Segundo trimestre de 2020 também foi marcado por ameaças evasivas e criptografadas

A WatchGuard Technologies alertou para o crescimento de ataques que envolvem malwares de dia zero. Estas variantes conseguem contornar as assinaturas de antivírus. Apesar de ter identificado redução de 8% nas detecções gerais de malware no segundo trimestre, os ataques de malware de dia zero representaram 70% de todos os ataques, um crescimento de 12% em relação ao trimestre anterior.

“As empresas não são as únicas que ajustaram as suas operações devido à pandemia global de COVID-19 – os cibercriminosos também”, disse Corey Nachreiner, CTO da WatchGuard. “O aumento de ataques sofisticados, apesar do fato de que as detecções gerais de malware diminuíram no segundo trimestre (provavelmente devido à mudança para o trabalho remoto), mostra que os invasores estão se voltando para táticas mais evasivas, que as defesas anti-malware tradicionais baseadas em assinatura simplesmente não conseguem detectar.
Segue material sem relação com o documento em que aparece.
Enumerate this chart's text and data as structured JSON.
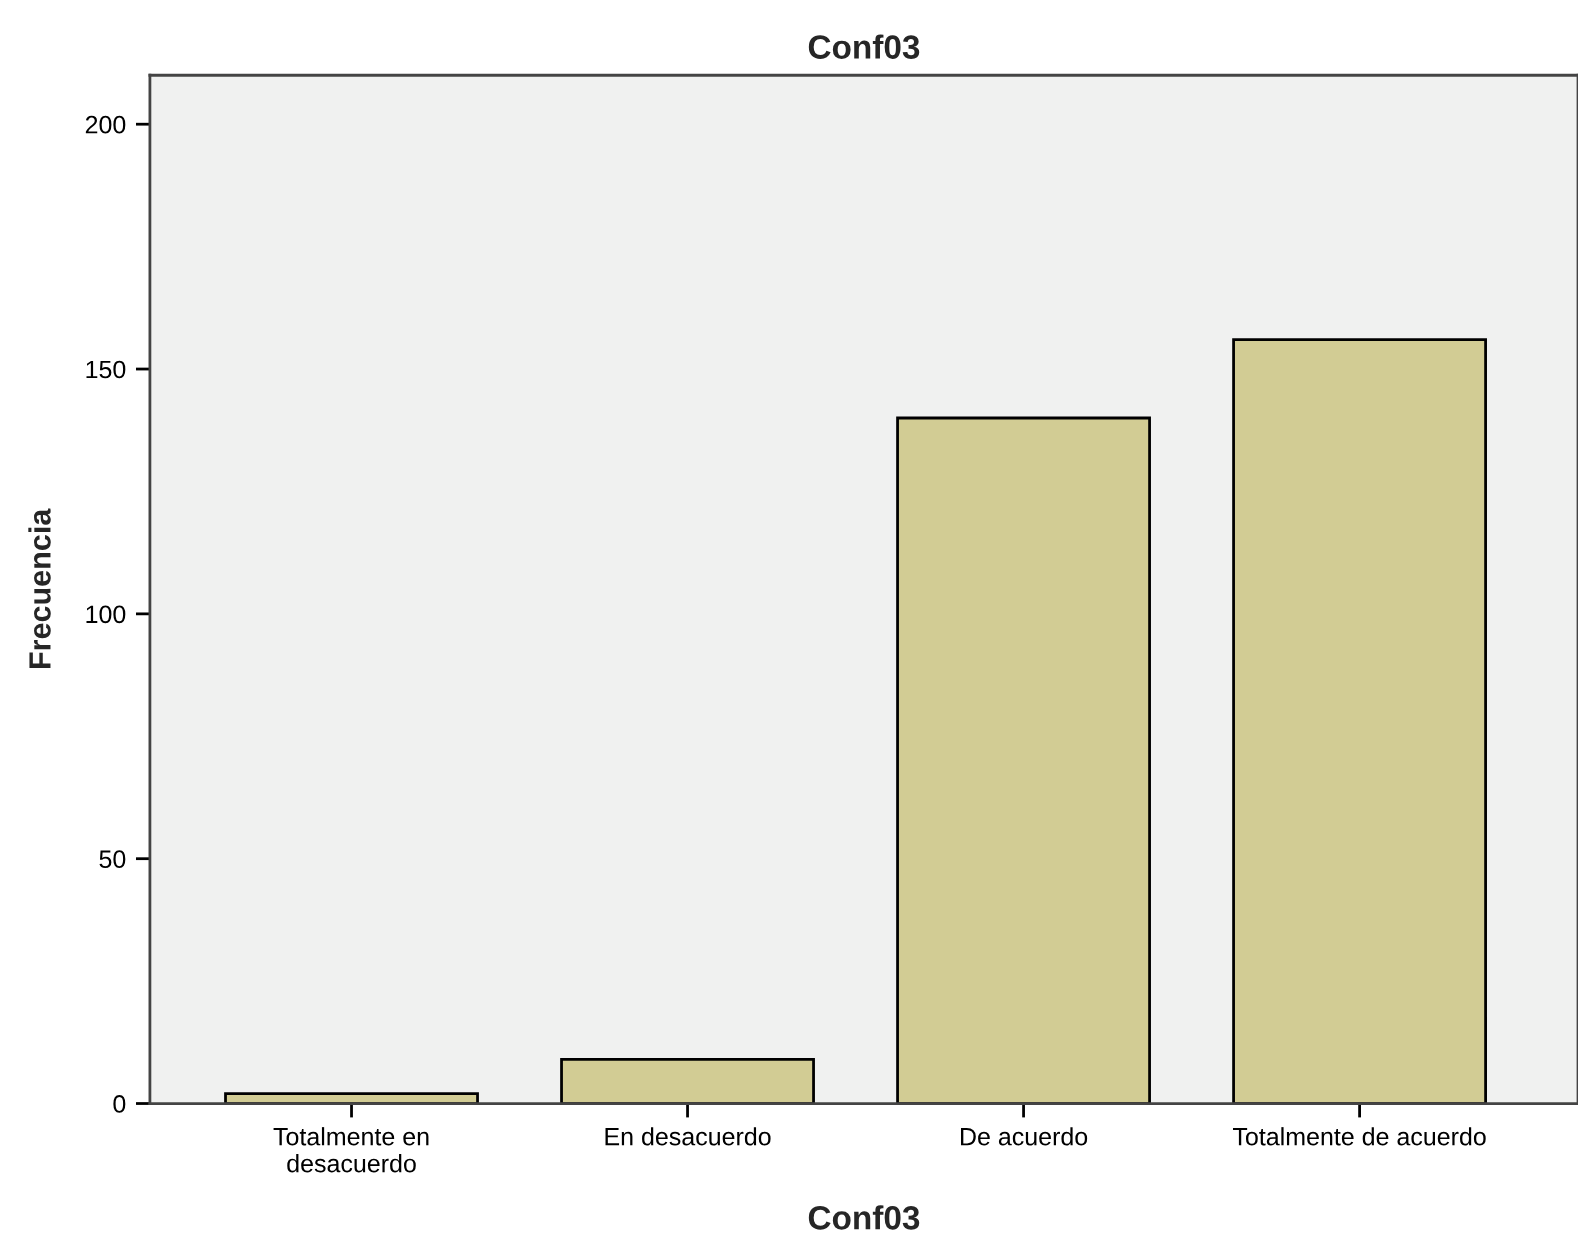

Todas as organizações devem priorizar a detecção de ameaças baseada em comportamento, sandboxing baseado em nuvem e um conjunto em camadas de serviços de segurança para proteger tanto a rede central quanto as forças de trabalho remotas.”
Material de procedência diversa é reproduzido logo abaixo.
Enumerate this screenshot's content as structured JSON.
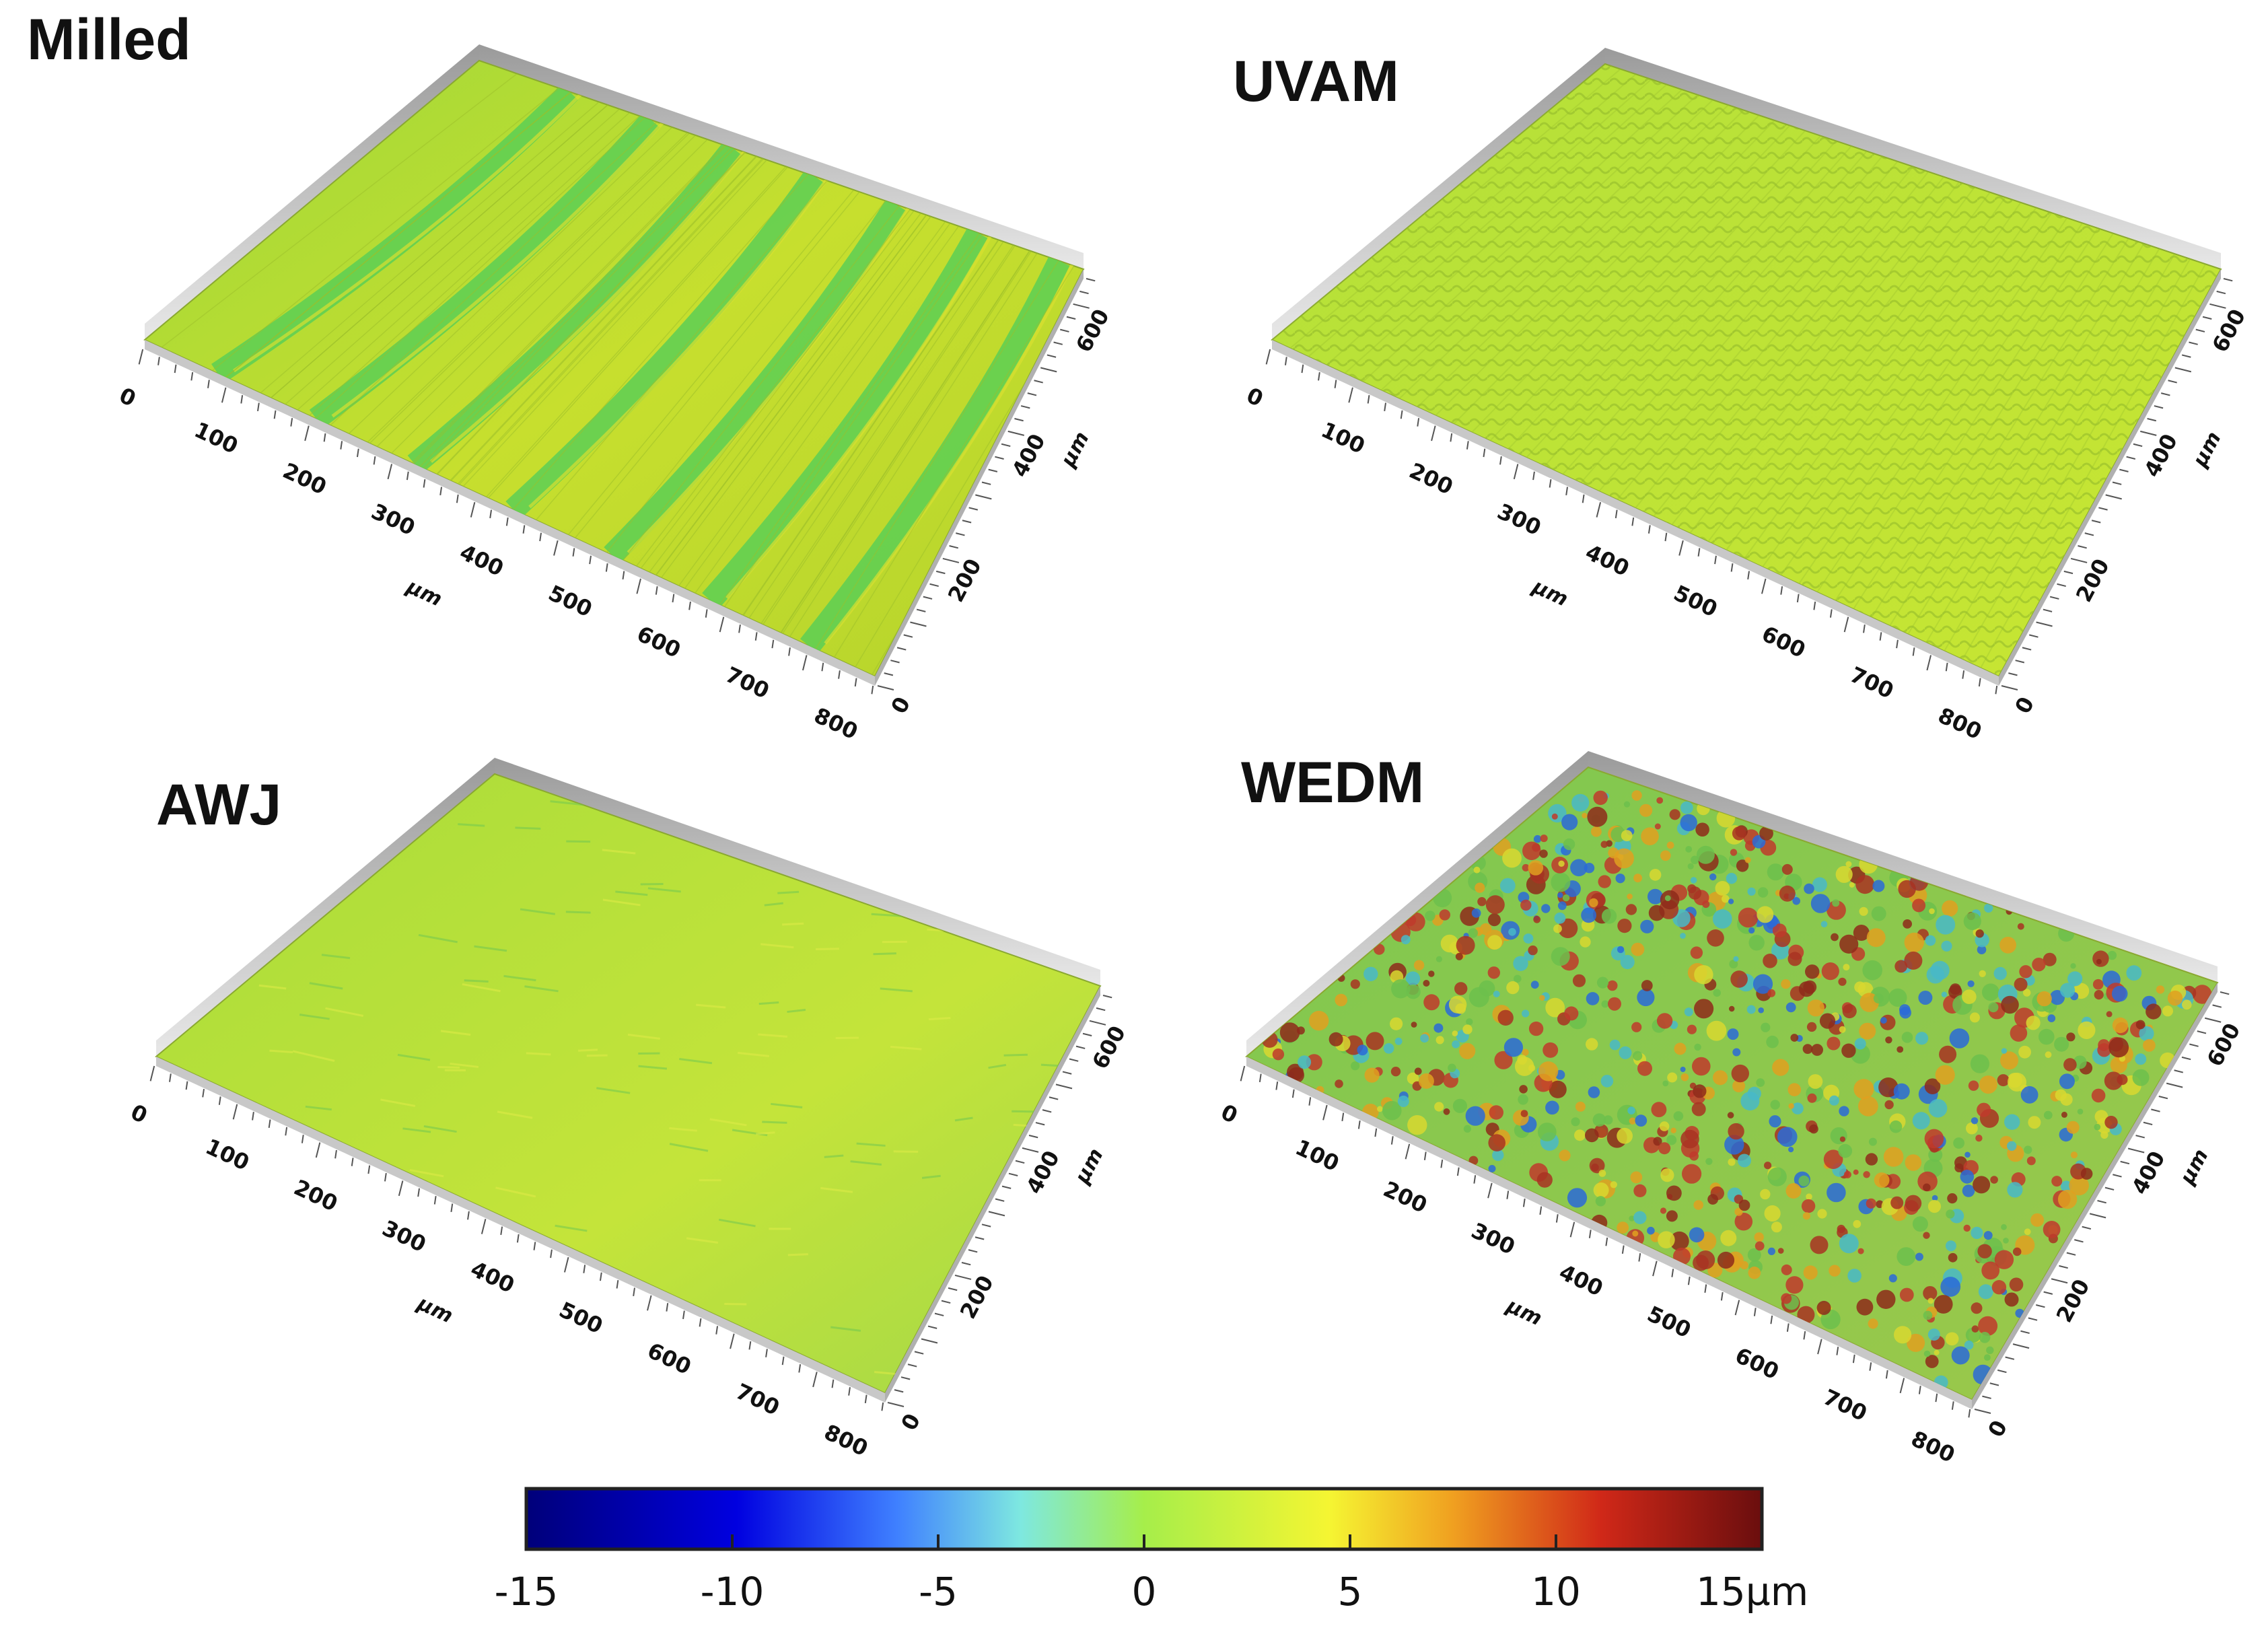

Segundo o Internet Security Report para o segundo trimestre de 2020, os invasores continuam a aproveitar ameaças evasivas e criptografadas. Os ataques enviados por conexões HTTPS criptografadas foram responsáveis por 34%. As organizações que não são capazes de inspecionar o tráfego criptografado perderão uma grande parte das ameaças recebidas, alertou o relatório. Embora a porcentagem de ameaças usando criptografia tenha diminuído 64% no primeiro trimestre, o volume de malware criptografado por HTTPS aumentou drasticamente. “Parece que mais administradores estão tomando as medidas necessárias para habilitar a inspeção HTTPS em dispositivos de segurança Firebox, mas ainda há mais trabalho a ser feito”, diz o estudo.

Ataques baseados em JavaScript estão em ascensão

O scam script Trojan.Gnaeus fez sua estreia no topo da lista dos 10 principais malwares da WatchGuard no segundo trimestre, constituindo quase uma em cada cinco detecções de malware. O malware Gnaeus permite que os agentes da ameaça sequestrem o controle do navegador da vítima com código ofuscado e redirecionem à força para domínios sob o controle do invasor.

Outro ataque de JavaScript estilo pop-up, J.S. PopUnder, foi uma das variantes de malware mais difundidas. Nesse caso, um script ofuscado verifica as propriedades do sistema da vítima e bloqueia as tentativas de depuração como uma tática anti-detecção. “Para combater essas ameaças, as organizações devem evitar que os usuários carreguem uma extensão do navegador de uma fonte desconhecida, manter os navegadores atualizados com os patches mais recentes, usar adblockers confiáveis e manter um mecanismo antimalware atualizado”, aconselhou o estudo.

Excel na mira dos atacantes

Os invasores têm cada vez mais usado arquivos do Excel criptografados para ocultar malware. O XML-Trojan.Abracadabra é uma nova adição à lista das 10 principais detecções de malware da WatchGuard, mostrando um rápido crescimento em popularidade desde o surgimento da técnica em abril. Abracadabra é uma variante de malware entregue como um arquivo Excel criptografado com a senha “VelvetSweatshop” (a senha padrão para documentos Excel).

Depois de aberto, o Excel descriptografa automaticamente o arquivo e um script macro VBA dentro da planilha baixa e aciona um executável. O uso de uma senha padrão permite que esse malware contorne muitas soluções antivírus básicas, uma vez que o arquivo é criptografado e, em seguida, descriptografado pelo Excel. “As organizações nunca devem permitir macros de uma fonte não confiável e aproveitar sandboxing baseado em nuvem para verificar com segurança a verdadeira intenção de arquivos potencialmente perigosos antes que eles possam causar uma infecção”, diz a WatchGuard.

Os relatórios de pesquisa trimestrais da WatchGuard são baseados em dados anônimos de Firebox Feed de dispositivos WatchGuard ativos cujos proprietários optaram por compartilhar dados para apoiar os esforços de pesquisa do Laboratório de Ameaças.